By Bill Grennan
Omaha, NE — One of cinema’s most unique voices is on display in downtown Omaha.
Film Streams continues its Great Directors spotlight series with a collection of works from Belgian film icon Chantal Akerman. Akerman died last October of an apparent suicide and since then, film buffs across the country are rediscovering her lengthy catalogue of work. Perhaps most notable is her film Jeanne Dielman, 23, quai du Commerce, 1080 Bruxelles which follows the daily routine of a middle-aged widow. The film runs through Monday, April 25th. Film Streams Found and Director Rachel Jacobson described the impact the film has had on the artform.
“It’s this really jarring, really interesting movie that’s paced and framed and decorated in a way that is pretty mind-blowing,” Jacobson said. “It’s true-to-life and feels like a new art form almost. It’s like she was taking film and saying, ‘Here’s a completely different way to tell a story’. I think it was really important, especially for a woman director, because men have created the traditional form of storytelling in general. (Akerman) took it from her point of view, how she chose to tell a story. It’s really spare and simple but it’s absolutely intense. It’s a movie that really sits with you; I highly recommend it.”
One constant of Akerman’s over the years was her very personal ways to showcase the human condition.
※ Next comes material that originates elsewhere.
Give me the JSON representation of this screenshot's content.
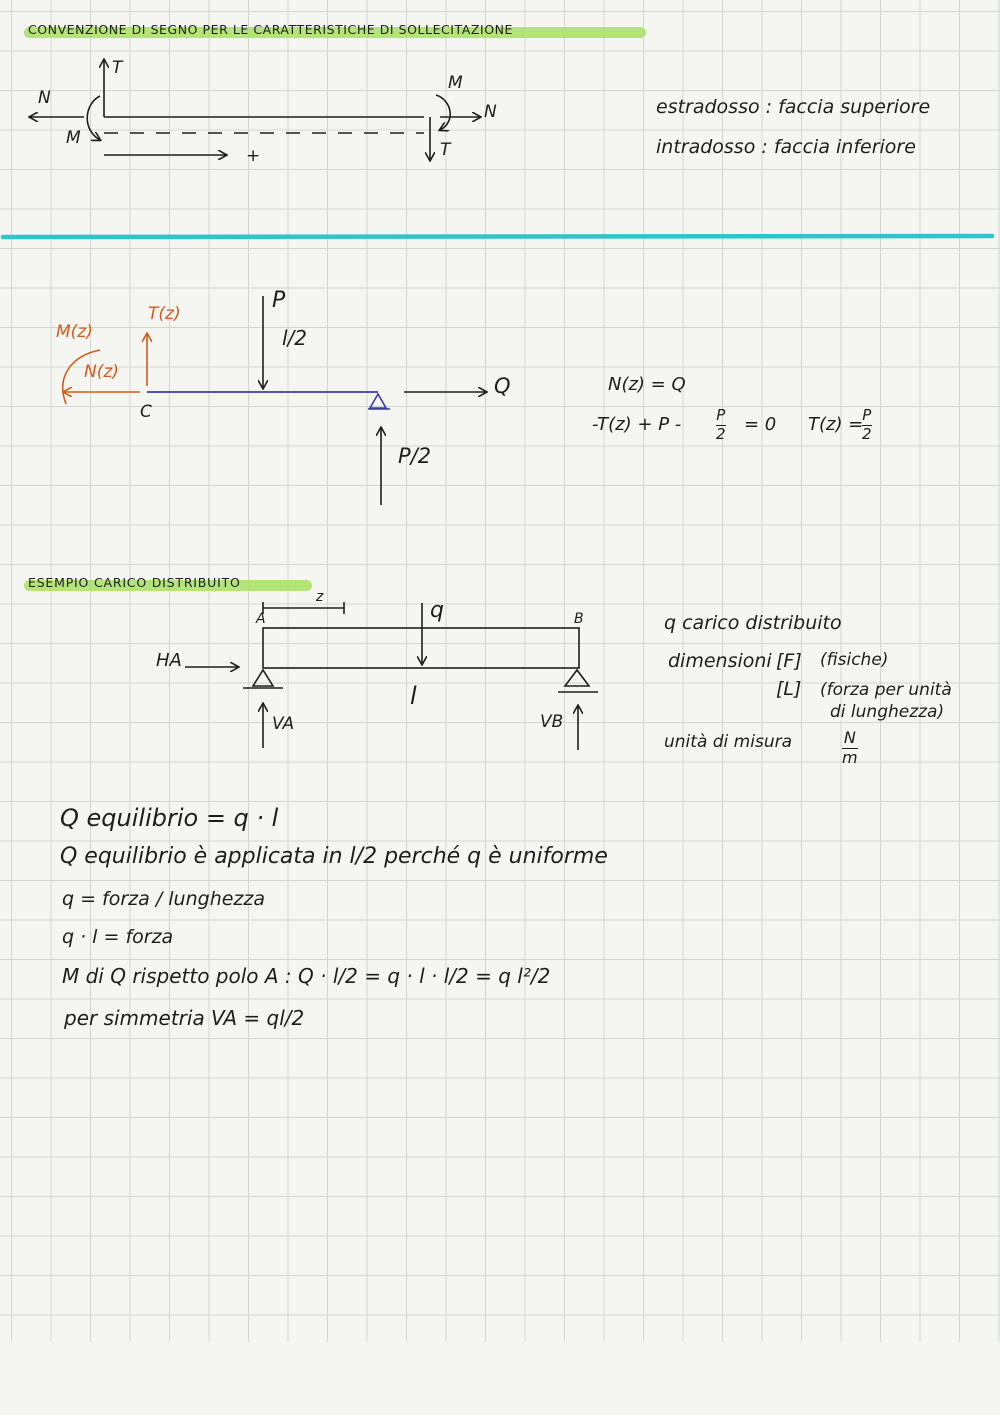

On April 29th and May 1st, the theater will screen News from Home, a documentary-like film where Akerman reads over correspondence between her and her mother, chronicling her transition to New York City in 1976. On April 30th and May 2, moviegoers will get a chance to watch Je Tu Il Elle, Akerman’s minimalist feature where she starts as a young woman who leaves self-imposed isolation to embark on a road trip that leads to lonely love affairs with a male truck driver and a former girlfriend.
Jacobson said that one constant of all Akerman’s works is the phenomenon of watching a truly one-of-kind visionary’s work.
“It’s exciting because, even though it’s very slowly paced, it’s incredible to watch because it seems like you’re watching a new form,” she said. “You’re watching this completely original voice that’s not trying to copy any kind of method of rhythm or timing. Also, the story is brutal; it’s really intense. The way that it brings you along, by the end, you are just wiped out; blown away and astonished. It’s a weird mixtures of emotions because you are discovering this new voices, this artist that truly original, but then you are also swept away by the story itself.”